State Rep. Jeff Wheeland, R-83, said a manufacturer of games has created hundreds of jobs in and around his district that includes Williamsport and other parts of Lycoming County.

“When so many small businesses, including bars and restaurants, and fraternal and veterans clubs are struggling due to the economic strain caused by the COVID-19 pandemic, video skill games are keeping them afloat by providing them with supplemental revenue,” Wheeland said in memo to colleagues on Jan. 27, 2021.

He introduced a bill to legalize the devices, but tax their revenues at 16% and address their unlicensed or illegal use.

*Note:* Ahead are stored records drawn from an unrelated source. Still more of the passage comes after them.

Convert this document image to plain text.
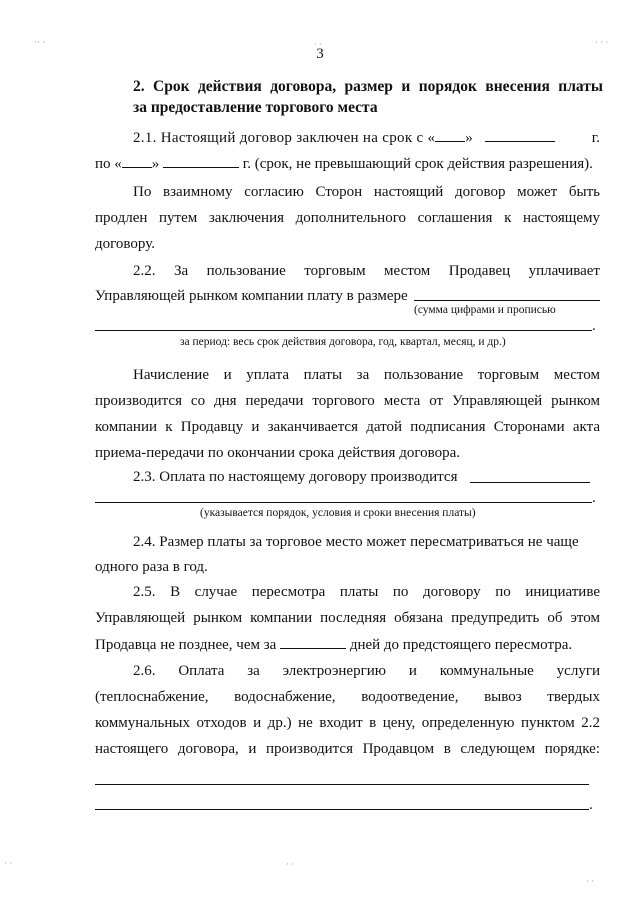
3
2. Срок действия договора, размер и порядок внесения платы
за предоставление торгового места
2.1. Настоящий договор заключен на срок с « »	г.
по « »	г. (срок, не превышающий срок действия разрешения).
По взаимному согласию Сторон настоящий договор может быть
продлен путем заключения дополнительного соглашения к настоящему
договору.
2.2. За пользование торговым местом Продавец уплачивает
Управляющей рынком компании плату в размере
(сумма цифрами и прописью
.
за период: весь срок действия договора, год, квартал, месяц, и др.)
Начисление и уплата платы за пользование торговым местом
производится со дня передачи торгового места от Управляющей рынком
компании к Продавцу и заканчивается датой подписания Сторонами акта
приема-передачи по окончании срока действия договора.
2.3. Оплата по настоящему договору производится
.
(указывается порядок, условия и сроки внесения платы)
2.4. Размер платы за торговое место может пересматриваться не чаще
одного раза в год.
2.5. В случае пересмотра платы по договору по инициативе
Управляющей рынком компании последняя обязана предупредить об этом
Продавца не позднее, чем за	дней до предстоящего пересмотра.
2.6. Оплата за электроэнергию и коммунальные услуги
(теплоснабжение, водоснабжение, водоотведение, вывоз твердых
коммунальных отходов и др.) не входит в цену, определенную пунктом 2.2
настоящего договора, и производится Продавцом в следующем порядке:
.
·· ·	· ·	· · ·
· ·	· ·
· ·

Wheeland’s bill never left committee.

Neither did a bill that Sen. Robert Tomlinson, R-6, Bucks County, introduced in 2021. Tomlinson said games have been placed next to lottery machines, costing the Pennsylvania Lottery $2,284 per month per machine. His bill added skill games and other devices used for gambling to those that would be regulated by the state criminal code and redefined slot machines to include some unregulated devices.

State Sen. John Yudichak, I-Swoyersville, who has looked for comprises to regulate gaming devices as chair of a committee that deals with gambling, said his heart goes out to the family of Patel.

“His tragic death illustrates the dangers of unregulated gaming in Pennsylvania,” Yudichak, who is leaving the Senate, said in an email. “The Pennsylvanian Lottery and the Pennsylvania Gaming Board regulate gaming to ensure public safety and the integrity of the games being played. Without proper regulation of gambling activities, the consumer and those who work in unregulated environments are going to be at risk.”